Systematic Discriminatory Happiness

It's not really frustration, or weariness. Nor is it anger, or sadness. Though these feelings (and many more) have exhibited over the past 602 weeks, recently a new feeling has been sporadically poking me in the head. I think it may be... boredom? Yes. Perhaps. But, I am not bored with thinking; or writing; or learning; and I am definitely not bored with reading. So what is it? Maybe I am bored with... feelings? Yes. Perhaps. Or, perhaps it is not the specific feelings I am bored with, but the manifestation of those feelings as a passionate desire to Save the World; (Unrealistic? Maybe, but it gives me purpose). Perhaps I am bored with 11+ years of active thoughts, which have become comatose in my head; or on the page. Perhaps I am bored because I have been unable to find a practical, functional, helpful application for my feelings-as-passionate-compassion. Perhaps, instead of thinking and reading and writing and learning and languishing, I must think and read and write and learn and act in a specific role that will enable a reasoned implementation of my energy. I need an outlet. I need a meaningful, full time job.

I have been seeking full time employment for several months, with zero interviews to date. This week, I revised my Letter of Application to include the following opening paragraph:

Dear Potential Employer,

I am currently seeking a full time Office, Human Resources, Payroll, Management, Supervisory, Administrative Assistant, and/or Customer Support position. Before explaining the reasons you should consider me a serious candidate, I would like to address the Elephant in the Room. Since 2006, (with the exception of August 2011 to January 2013), I have not been employed full time. This is due to a disability. I am currently receiving SSDI, but would very much like to cut that cord. As you may know, disability is often awarded based on an inability to perform an essential job function. I have bilateral Meniere's Syndrome. In 1999 I received a vestibular neurectomy for my left ear. In 2006, when the symptoms began in my right ear, I could no longer drive; which, (as a regional foodservice manager), was an essential job function. Since 2006, within my limitations, I have consistently maintained an active lifestyle. And in the past year or maybe two, I have realized a predictability of symptoms not experienced since 1999. According to my doctor and recent research, this is likely due to a combination of 1) a natural plateau in the course of Meniere's and 2) an increasing ability on my part to manage the symptoms. Bottom Line: with a disability, I am ready and beyond willing to return to full time employment.

I believe this newfound predictability has been a major contributor to the aforementioned boredom, and I am actively hoping that this additional explanation will create a sense of responsibility that will encourage an employer to deviate from present-day hiring norms and actually walk the (non-discriminatory) talk. It certainly feels (to me) like there is a barrier; and there is frustration and weariness and anger and sadness surrounding this actuality of a culture that selectively denies contribution based on a technologically-enjoined system of recognition. A system that legitimizes the easy or popular choice. A system that awards based on social context as opposed to (the more relevant) personal depth, desire, life experience, and potential for productive contribution.

Within our system of recognition and award, it is difficult to quantify adversity and its positive impact on an individual. I understand. But it should not be as difficult to quantify effort; more difficult, yes, but not as difficult. I am asking for an equitable comparison between effort made within the context of a job and effort made toward lifelong learning beyond that job context. This would require an employer to look beyond dates, titles, and references and make an effort to glimpse the essence of a non-traditional candidate. This sounds scary; and for some, too personal. But how better to determine the potential contribution of any candidate?

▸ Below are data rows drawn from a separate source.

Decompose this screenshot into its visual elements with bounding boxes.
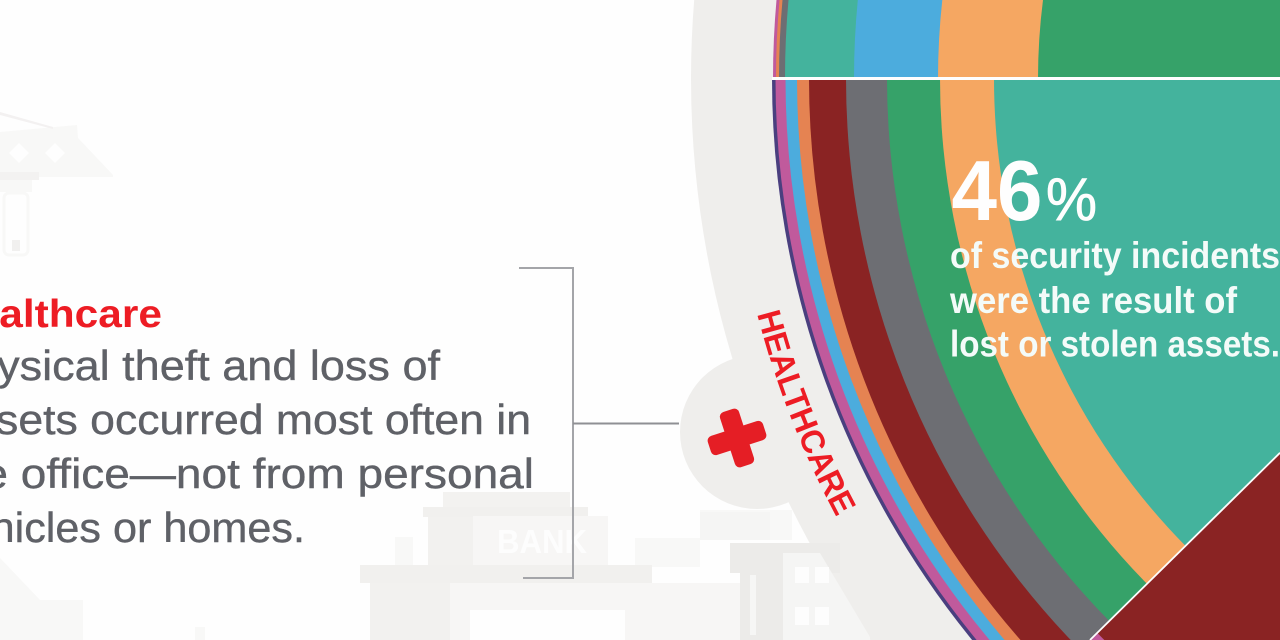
statistic: 46% xyxy=(952,144,1097,239)
icon: healthcare cross xyxy=(700,401,774,475)
background: bottom-left building silhouette xyxy=(0,558,205,640)
curved healthcare label: HEALTHCARE xyxy=(758,310,856,516)
background: office building silhouette xyxy=(700,512,870,640)
lower chart sector rings xyxy=(772,78,1280,640)
background: bank building silhouette xyxy=(360,492,792,640)
statistic description xyxy=(949,235,1280,364)
bank sign lettering: BANK xyxy=(497,523,587,560)
sector divider lines xyxy=(772,78,1280,640)
bottom chart sector xyxy=(1090,453,1280,640)
statistic description: were the result of xyxy=(949,280,1238,321)
bracket connector xyxy=(519,268,679,578)
upper chart sector rings xyxy=(773,0,1280,78)
statistic: 46%: 46 xyxy=(952,144,1042,239)
outer light-grey ring xyxy=(691,0,1280,640)
healthcare icon bubble xyxy=(680,355,834,509)
callout body text xyxy=(0,342,534,551)
statistic: 46%: % xyxy=(1046,166,1097,233)
background: top-left building silhouette xyxy=(0,112,113,255)
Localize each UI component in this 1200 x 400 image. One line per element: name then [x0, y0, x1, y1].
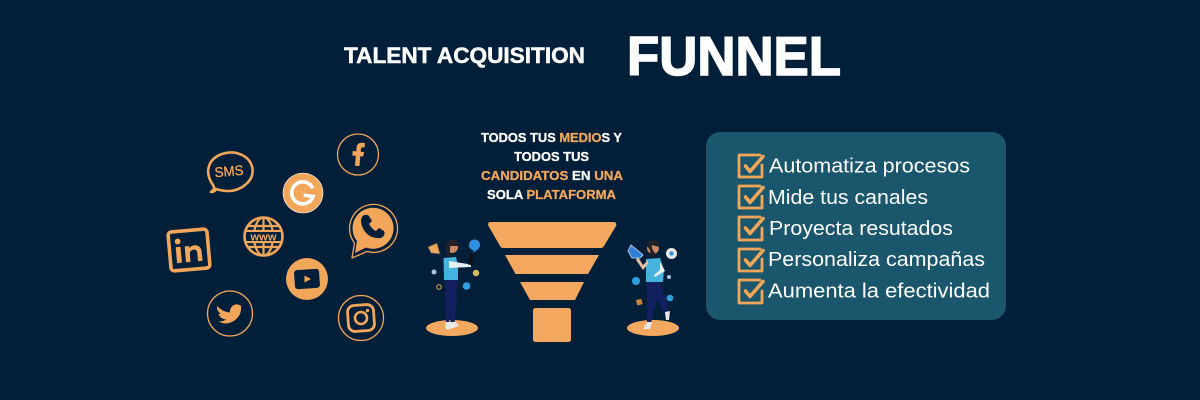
list item: personaliza campañas: Personaliza campañas: [768, 249, 985, 271]
person right: [627, 240, 679, 336]
icon: SMS bubble: SMS: [214, 162, 244, 180]
headline line 1: TODOS TUS MEDIOS Y: [481, 130, 622, 145]
icon: www globe: www: [249, 232, 277, 244]
funnel tier 1: [488, 222, 616, 248]
title: funnel: FUNNEL: [627, 25, 841, 87]
headline line 2: TODOS TUS: [514, 149, 589, 164]
icon: www globe: [244, 218, 282, 256]
title: talent acquisition: TALENT ACQUISITION: [344, 43, 585, 68]
panel: benefits: [706, 132, 1006, 320]
icon cluster: channels: [168, 134, 398, 340]
person left: [426, 240, 480, 336]
headline: todos tus medios: [481, 130, 624, 202]
icon: linkedin: [168, 229, 210, 271]
icon: SMS bubble: [208, 152, 253, 192]
list item: aumenta la efectividad: Aumenta la efectividad: [768, 280, 990, 302]
funnel: [488, 222, 616, 342]
funnel tier 3: [520, 282, 584, 300]
panel background: [706, 132, 1006, 320]
icon: youtube: [286, 258, 328, 300]
icon: twitter: [208, 291, 252, 336]
icon: whatsapp: [350, 204, 398, 258]
title: [344, 25, 841, 87]
social icons: [628, 245, 677, 306]
platform ellipse: [627, 320, 679, 336]
icon: facebook: [338, 134, 378, 175]
platform ellipse: [426, 320, 478, 336]
list item: automatiza procesos: Automatiza procesos: [769, 156, 970, 178]
figure: [444, 240, 474, 330]
funnel stem: [533, 308, 571, 342]
icon: instagram: [338, 296, 384, 340]
funnel tier 2: [505, 255, 599, 274]
figure: [636, 240, 670, 329]
icon: google: [283, 173, 323, 213]
list item: mide tus canales: Mide tus canales: [768, 187, 928, 209]
social icons: [428, 240, 480, 290]
list item: proyecta resutados: Proyecta resutados: [769, 218, 953, 240]
headline line 3: CANDIDATOS EN UNA: [481, 168, 624, 183]
headline line 4: SOLA PLATAFORMA: [487, 187, 617, 202]
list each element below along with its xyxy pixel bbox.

I am confident that a majority of those employers looking at my job interest will not get past a perusal of application and resume, and maybe a quick glance at the cover letter and references. I believe it almost a certainty that very, very few (if any) will dig deep enough to read these words I am currently typing out on this keyboard; yet, if they were willing to put forth the effort, they are here. And by digging this deep, an employer may glimpse the essence of a candidate that may not conform to the system, but regardless, has a tremendous potential for productive contribution.

As previously said, I understand the need for and the advantages of our current system of recognition and award. I understand that it is a system that eases burdens and makes hiring managers happy. And perhaps there is some truth that the system does not discriminate; but based on personal experience, I believe many individual employers do.